A cohort study of Finnish public sector employees with at least one depression-related disability episode during 2005–2011 after which the employee had returned to work (14,172 depression-related work disability episodes derived from national health and disability registers for 9,946 individuals). We used Cox proportional hazard models for recurrent events.

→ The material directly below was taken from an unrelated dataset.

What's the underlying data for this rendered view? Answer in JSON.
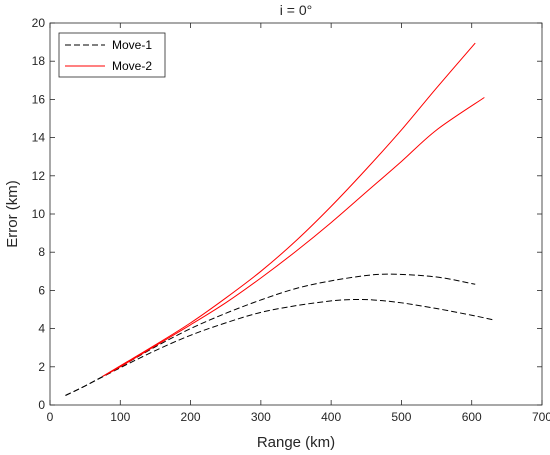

Depression-related work disability recurred in 35% of the episodes that had ended in return to work from a previous episode, totaling 4,927 recurrent episodes among 3,095 (31%) employees. After adjustment for sex, age, socioeconomic status, and type of employment contract, comorbid psychiatric disorder (hazard ratio = 1.82, 95% CI 1.68–1.97), cardiovascular disease (1.39, 95% CI 1.04–1.87), diabetes (1.43, 95% CI 1.11–1.85), chronic hypertension (1.33, 95% CI 1.11–1.58), and musculoskeletal disorder (1.17, 95% CI 1.06–1.28) were associated with an increased risk of a recurrent episode compared to those without these comorbid conditions.


Recurrence of depression-related work disability is common. Employees with comorbid psychiatric, cardiometabolic, or musculoskeletal conditions are at an increased risk of recurrent depression-related work disability episodes.